Verghese puts it eloquently:
…the leading E.H.R.s were never built with any understanding of the rituals of care or the user experience of physicians or nurses. A clinician will make roughly 4,000 keyboard clicks during a busy 10-hour emergency-room shift. In the process, our daily progress notes have become bloated cut-and-paste monsters that are inaccurate and hard to wade through.
…The living, breathing source of the data and images we juggle, meanwhile, is in the bed and left wondering: Where is everyone? What are they doing? Hello! It’s my body, you know![iv]

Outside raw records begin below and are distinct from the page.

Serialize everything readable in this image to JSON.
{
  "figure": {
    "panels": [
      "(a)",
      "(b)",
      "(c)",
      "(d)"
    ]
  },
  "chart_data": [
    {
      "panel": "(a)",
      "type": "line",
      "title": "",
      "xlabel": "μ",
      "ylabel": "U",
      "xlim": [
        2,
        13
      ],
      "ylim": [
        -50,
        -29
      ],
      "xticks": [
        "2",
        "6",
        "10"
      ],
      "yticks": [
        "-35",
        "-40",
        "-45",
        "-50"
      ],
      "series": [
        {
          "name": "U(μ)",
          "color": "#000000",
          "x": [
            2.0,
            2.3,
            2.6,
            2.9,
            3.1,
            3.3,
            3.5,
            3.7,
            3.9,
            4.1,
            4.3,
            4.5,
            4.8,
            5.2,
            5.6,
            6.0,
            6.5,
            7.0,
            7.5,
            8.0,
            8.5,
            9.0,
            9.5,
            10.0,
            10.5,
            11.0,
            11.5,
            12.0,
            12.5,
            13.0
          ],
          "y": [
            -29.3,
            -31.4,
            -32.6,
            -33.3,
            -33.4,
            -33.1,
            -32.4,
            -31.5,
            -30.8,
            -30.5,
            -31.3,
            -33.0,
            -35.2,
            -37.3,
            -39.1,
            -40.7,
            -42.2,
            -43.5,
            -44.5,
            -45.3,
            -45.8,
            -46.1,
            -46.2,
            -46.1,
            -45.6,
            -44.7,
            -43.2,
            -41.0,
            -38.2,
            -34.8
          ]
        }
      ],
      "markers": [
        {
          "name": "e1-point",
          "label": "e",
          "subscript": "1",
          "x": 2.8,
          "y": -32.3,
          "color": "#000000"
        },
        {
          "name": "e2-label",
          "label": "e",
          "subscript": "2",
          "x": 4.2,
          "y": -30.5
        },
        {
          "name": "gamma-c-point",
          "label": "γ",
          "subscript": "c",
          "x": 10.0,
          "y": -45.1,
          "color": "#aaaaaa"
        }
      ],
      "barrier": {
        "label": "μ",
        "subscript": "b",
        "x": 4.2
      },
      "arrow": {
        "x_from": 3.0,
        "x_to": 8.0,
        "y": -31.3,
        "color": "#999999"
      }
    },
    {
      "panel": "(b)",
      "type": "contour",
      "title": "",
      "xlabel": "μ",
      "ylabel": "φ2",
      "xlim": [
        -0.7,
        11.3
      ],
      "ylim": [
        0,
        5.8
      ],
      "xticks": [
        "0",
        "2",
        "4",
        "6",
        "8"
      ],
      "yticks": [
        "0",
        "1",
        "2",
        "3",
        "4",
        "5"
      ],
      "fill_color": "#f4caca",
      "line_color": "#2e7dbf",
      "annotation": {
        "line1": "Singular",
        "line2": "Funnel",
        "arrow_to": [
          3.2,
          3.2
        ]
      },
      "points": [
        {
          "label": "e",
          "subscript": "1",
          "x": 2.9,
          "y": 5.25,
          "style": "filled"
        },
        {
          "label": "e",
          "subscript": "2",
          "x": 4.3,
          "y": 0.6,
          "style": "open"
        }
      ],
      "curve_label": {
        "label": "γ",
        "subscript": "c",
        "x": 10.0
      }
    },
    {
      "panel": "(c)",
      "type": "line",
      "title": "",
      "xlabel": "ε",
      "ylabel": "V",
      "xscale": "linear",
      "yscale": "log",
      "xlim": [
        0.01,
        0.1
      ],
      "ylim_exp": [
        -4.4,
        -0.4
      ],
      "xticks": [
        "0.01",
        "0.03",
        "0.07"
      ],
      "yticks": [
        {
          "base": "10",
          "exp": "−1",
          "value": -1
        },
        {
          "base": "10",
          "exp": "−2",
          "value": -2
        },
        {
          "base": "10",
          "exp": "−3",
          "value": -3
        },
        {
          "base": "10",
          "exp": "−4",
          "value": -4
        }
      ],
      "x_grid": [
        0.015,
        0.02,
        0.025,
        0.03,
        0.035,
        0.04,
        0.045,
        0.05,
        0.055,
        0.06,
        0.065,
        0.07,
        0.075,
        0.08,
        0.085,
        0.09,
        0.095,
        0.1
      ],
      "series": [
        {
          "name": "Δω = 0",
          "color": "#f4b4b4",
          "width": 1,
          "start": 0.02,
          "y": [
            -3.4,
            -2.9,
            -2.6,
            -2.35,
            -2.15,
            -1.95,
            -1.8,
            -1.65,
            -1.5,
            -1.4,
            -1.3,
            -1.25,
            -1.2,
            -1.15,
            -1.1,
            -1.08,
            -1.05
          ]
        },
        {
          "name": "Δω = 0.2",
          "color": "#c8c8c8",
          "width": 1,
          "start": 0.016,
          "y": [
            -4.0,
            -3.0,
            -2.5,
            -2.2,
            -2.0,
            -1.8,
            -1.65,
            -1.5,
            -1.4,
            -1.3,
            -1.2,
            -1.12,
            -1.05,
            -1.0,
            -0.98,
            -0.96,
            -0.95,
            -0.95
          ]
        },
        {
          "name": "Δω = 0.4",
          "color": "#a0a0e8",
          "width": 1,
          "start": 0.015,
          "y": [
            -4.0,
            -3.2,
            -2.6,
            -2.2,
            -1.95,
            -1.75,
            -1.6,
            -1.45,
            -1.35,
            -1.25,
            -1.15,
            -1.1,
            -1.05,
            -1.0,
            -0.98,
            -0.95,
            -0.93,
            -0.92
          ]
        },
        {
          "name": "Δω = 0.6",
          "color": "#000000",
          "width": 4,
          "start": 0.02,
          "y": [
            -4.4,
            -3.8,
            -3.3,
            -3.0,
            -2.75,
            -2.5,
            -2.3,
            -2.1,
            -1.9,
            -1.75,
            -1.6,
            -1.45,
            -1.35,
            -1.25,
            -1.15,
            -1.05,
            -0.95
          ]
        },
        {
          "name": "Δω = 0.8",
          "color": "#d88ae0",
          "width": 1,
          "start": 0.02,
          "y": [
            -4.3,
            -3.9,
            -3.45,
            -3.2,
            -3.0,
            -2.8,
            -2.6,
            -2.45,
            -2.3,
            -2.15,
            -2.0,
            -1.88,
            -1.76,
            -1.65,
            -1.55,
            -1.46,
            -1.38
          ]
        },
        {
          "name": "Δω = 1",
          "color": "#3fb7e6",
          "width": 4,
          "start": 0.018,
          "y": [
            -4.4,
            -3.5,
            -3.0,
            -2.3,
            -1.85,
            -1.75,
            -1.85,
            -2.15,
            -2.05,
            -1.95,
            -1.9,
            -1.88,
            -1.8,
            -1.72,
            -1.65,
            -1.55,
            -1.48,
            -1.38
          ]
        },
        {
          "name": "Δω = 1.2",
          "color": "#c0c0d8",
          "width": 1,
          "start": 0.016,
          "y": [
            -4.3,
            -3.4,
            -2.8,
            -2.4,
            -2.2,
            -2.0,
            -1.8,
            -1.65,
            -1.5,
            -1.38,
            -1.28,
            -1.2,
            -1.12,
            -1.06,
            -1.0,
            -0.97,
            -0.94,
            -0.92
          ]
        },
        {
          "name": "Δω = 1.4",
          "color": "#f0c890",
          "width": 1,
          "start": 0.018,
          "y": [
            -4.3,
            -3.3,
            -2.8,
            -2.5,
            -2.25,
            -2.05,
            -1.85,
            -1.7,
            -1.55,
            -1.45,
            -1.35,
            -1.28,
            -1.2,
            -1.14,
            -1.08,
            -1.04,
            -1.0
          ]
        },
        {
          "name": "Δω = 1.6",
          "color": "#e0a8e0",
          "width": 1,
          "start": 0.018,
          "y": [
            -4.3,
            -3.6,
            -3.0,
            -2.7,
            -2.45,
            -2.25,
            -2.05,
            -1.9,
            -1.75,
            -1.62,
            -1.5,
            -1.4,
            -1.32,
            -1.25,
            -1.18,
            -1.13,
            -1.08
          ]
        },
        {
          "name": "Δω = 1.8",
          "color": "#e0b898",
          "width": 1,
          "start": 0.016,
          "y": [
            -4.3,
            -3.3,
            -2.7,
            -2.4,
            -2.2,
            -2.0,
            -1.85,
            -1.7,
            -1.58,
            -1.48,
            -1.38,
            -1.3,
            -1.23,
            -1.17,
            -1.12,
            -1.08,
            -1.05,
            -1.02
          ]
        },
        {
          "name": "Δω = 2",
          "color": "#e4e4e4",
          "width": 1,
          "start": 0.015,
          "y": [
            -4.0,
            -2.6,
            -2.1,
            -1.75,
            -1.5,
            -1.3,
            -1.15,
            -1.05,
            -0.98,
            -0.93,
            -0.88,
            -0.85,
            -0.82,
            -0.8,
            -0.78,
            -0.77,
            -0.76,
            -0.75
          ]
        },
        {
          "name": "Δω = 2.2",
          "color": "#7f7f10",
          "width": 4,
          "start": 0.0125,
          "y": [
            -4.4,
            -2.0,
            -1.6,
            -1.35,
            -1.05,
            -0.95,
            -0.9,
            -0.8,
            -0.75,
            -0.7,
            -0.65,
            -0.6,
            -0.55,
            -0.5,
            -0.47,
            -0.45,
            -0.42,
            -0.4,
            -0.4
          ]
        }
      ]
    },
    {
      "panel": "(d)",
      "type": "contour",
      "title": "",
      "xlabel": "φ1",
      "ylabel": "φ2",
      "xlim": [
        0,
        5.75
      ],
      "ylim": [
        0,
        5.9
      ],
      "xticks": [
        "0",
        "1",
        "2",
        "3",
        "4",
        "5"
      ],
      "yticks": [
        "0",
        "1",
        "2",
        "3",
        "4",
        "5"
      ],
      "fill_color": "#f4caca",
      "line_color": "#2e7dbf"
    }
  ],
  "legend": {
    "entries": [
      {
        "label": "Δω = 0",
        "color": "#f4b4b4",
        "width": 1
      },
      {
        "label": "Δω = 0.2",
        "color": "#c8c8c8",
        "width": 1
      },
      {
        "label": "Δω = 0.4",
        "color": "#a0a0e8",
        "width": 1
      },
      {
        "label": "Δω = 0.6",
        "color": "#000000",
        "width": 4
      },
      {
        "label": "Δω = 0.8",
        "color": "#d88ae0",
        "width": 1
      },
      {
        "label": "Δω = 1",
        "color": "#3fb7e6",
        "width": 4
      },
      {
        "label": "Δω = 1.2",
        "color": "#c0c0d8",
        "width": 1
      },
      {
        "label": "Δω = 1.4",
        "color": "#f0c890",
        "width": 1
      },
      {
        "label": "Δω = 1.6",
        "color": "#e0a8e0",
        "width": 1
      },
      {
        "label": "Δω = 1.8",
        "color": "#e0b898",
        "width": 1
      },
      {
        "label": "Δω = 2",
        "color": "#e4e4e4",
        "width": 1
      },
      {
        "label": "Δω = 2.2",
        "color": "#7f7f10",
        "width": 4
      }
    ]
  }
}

Actually, Verghese is optimistic about the possibilities, provided that AI and machine-learning algorithms are carefully vetted to avoid unintended consequences, and that the raw data is good and meticulously entered. He and many other experts recognize that not only does AI have the potential to liberate a doctor’s time in order to be more personally available and energized for each patient; it can also be harnessed to improve a doctor’s ability to communicate with patients by providing teaching and self-evaluative “bedside manner” tools.[v] Both instances are win-wins for doctor and patient alike.
This is a rosy peek at how AI might affect the doctor-patient relationship. Of course, regardless of a computer report on an imaging study, in the end a doctor must use his/her professional diagnostic and treatment judgement. It is my belief that a healthy partnership between doctor and AI will develop, and if the doctor’s time can truly be freed up to attend to each patient using those intangible qualities, the patient will get the best a doctor can offer, and healing will be facilitated in an optimum way.
Watch for Part 7 of this series that focuses particularly on AI in my own specialty, radiology. Meanwhile,
If you’d like to spend 18 minutes listening to Dr. Verghese’s inspiring TED talk, click here.
NOTE: This content is solely for purposes of information and does not substitute for diagnostic or medical advice. Talk to your doctor if you are experiencing pelvic pain, or have any other health concerns or questions of a personal medical nature.
[i] Inserro, A. “Restoring the Doctor-Patient Relationship with Artificial Intelligence.” AJMC Focus Blog. Mar. 28, 2019.
[ii] TED stands for Technology, Entertainment and Design. The TED organization posts 18 minute talks online for free distribution under the slogan “ideas worth spreading”. TED was conceived by Richard Saul Wurman in February 1984 as a conference; it has been held annually since 1990.
[iii] Sinsky C, Colligan L, Li L, Prgomet M et al. Allocation of Physician Time in Ambulatory Practice: A time and Motion Study in 4 Specialties. Ann Intern Med. 2016 Dec 6;165(11):753-760.
[iv] Verghese, A. “How Tech can Turn Doctors into Clerical Workers.” The New York Times Health Magazine, May 16, 2018. https://www.nytimes.com/interactive/2018/05/16/magazine/health-issue-what-we-lose-with-data-driven-medicine.html
[v] Rowe, J. “What AI Could Do for Doctor-Patient Relationships.” AI Powered Healthcare, Aug. 29, 2019.